Data additionally show at the time of diagnosis, these patients had a mean age of 14.0 ± 2.1 years and a mean BMI of 37.0 ± 7.8 kg/m2. A total of 28 patients (28.0%) were prescribed a GLP-1 RA within 1 year of diagnosis, with no significant differences observed in any characteristics between those prescribed versus those not within 1 year of diagnosis.
Altogether, 54 patients (54.0%) were prescribed a GLP-1 RA from January 2015 - August 2021, according to investigators.

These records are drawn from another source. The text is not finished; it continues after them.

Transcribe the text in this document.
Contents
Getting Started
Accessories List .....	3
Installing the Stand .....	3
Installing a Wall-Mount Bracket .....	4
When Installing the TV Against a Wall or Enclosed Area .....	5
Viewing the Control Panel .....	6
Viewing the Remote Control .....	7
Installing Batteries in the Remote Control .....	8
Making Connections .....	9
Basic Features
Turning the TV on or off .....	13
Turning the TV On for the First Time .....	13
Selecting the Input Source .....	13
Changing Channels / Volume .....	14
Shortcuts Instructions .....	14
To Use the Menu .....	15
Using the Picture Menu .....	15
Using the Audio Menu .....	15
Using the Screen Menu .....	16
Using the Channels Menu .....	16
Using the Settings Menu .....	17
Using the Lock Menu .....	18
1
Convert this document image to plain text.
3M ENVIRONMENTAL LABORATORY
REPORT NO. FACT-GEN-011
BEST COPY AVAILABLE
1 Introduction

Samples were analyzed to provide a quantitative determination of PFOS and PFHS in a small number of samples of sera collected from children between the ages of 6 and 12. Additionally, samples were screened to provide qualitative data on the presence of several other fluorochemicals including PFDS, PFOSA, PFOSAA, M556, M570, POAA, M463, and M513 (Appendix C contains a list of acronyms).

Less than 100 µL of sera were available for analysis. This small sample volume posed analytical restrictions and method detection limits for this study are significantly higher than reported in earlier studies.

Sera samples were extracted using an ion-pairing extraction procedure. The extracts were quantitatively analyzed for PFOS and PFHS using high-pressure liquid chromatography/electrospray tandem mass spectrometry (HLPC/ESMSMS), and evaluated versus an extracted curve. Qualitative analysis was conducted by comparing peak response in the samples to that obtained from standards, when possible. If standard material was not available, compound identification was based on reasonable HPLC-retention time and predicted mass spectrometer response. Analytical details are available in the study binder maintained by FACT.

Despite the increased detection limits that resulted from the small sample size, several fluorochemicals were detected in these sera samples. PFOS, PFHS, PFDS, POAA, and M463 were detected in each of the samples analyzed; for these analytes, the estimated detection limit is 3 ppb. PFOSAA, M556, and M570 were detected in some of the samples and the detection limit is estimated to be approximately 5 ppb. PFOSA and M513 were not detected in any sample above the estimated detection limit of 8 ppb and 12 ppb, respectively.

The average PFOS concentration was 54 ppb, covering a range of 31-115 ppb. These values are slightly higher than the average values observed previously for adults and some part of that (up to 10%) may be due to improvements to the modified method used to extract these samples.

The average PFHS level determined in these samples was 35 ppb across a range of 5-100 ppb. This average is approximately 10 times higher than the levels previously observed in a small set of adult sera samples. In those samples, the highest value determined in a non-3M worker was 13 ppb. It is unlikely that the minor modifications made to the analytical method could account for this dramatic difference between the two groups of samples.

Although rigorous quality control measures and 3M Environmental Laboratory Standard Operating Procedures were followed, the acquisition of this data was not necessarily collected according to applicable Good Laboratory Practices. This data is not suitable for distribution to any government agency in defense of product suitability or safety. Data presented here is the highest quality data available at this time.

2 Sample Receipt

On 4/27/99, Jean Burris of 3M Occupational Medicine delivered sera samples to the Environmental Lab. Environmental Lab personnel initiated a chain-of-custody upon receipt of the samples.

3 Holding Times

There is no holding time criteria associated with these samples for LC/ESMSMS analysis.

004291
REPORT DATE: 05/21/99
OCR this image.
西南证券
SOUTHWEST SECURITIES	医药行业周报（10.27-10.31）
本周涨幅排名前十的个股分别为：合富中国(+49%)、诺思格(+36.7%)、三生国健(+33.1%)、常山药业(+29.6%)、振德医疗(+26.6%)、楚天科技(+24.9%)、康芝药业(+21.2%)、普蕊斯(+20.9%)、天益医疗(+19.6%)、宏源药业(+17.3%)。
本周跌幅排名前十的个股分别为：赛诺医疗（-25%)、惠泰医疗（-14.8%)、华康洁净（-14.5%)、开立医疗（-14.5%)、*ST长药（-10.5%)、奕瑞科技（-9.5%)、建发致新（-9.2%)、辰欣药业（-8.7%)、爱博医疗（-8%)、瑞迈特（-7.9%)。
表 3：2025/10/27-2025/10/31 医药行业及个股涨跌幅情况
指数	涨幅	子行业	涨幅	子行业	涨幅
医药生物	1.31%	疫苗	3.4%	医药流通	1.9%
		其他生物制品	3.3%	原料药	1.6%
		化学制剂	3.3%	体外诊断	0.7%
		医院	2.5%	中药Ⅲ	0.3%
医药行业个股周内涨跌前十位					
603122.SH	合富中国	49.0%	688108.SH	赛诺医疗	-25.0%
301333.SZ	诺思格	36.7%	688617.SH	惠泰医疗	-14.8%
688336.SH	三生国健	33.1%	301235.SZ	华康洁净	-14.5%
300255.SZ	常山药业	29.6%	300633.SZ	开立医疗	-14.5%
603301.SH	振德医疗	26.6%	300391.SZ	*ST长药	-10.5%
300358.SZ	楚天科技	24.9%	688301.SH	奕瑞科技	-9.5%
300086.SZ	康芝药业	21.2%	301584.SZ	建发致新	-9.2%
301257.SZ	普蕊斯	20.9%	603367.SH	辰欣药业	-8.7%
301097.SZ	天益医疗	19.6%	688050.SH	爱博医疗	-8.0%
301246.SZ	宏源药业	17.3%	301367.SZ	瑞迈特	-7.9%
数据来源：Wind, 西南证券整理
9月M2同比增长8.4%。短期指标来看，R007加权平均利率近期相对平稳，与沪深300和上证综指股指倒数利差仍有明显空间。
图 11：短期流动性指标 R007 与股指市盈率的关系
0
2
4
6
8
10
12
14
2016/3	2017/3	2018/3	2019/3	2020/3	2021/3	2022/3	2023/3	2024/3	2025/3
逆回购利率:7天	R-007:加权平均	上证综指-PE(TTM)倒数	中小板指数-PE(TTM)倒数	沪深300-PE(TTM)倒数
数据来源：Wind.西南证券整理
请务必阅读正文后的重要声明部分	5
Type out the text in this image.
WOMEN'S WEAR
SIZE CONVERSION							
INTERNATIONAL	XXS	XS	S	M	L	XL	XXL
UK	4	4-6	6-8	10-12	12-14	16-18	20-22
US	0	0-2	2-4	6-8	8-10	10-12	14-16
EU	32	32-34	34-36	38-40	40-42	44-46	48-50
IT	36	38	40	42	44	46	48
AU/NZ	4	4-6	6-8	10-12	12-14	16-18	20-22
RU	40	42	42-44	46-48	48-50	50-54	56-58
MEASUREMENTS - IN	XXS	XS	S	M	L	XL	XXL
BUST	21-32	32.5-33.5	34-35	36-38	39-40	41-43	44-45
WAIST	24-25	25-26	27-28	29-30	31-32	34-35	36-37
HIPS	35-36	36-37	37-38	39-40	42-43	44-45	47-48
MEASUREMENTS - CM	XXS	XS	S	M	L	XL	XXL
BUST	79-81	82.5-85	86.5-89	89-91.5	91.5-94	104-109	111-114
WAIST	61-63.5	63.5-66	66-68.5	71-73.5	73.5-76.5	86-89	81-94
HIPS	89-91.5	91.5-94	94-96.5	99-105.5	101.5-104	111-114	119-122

The mean age was 14.8 ± 1.9 years with a mean BMI of 37.9 ± 7.7 kg/m2. Investigators found the mean HbA1c at time of prescription was lower in those prescribed within 1 year of diagnosis versus those prescribed 1 year after diagnosis (8.5% ± 2.4% vs. 10.3% ± 2.8%; P = .014).
Patients prescribed within 1 year of diagnosis were less likely to be prescribed concomitant insulin therapy than patients who were prescribed a GLP-1 RA after 1 year since their diagnosis (53.6% vs 80.8%; P = .039), according to investigators.
“As more GLP-1 RAs become FDA approved, an area of additional research should be to evaluate how prescribing patterns change over time with increasing access to these medications,” Bensignor concluded.
The study, “Glucagon-like peptide-1 receptor agonist prescribing patterns in adolescents with type 2 diabetes,” was published in Diabetes, Obesity, and Metabolism.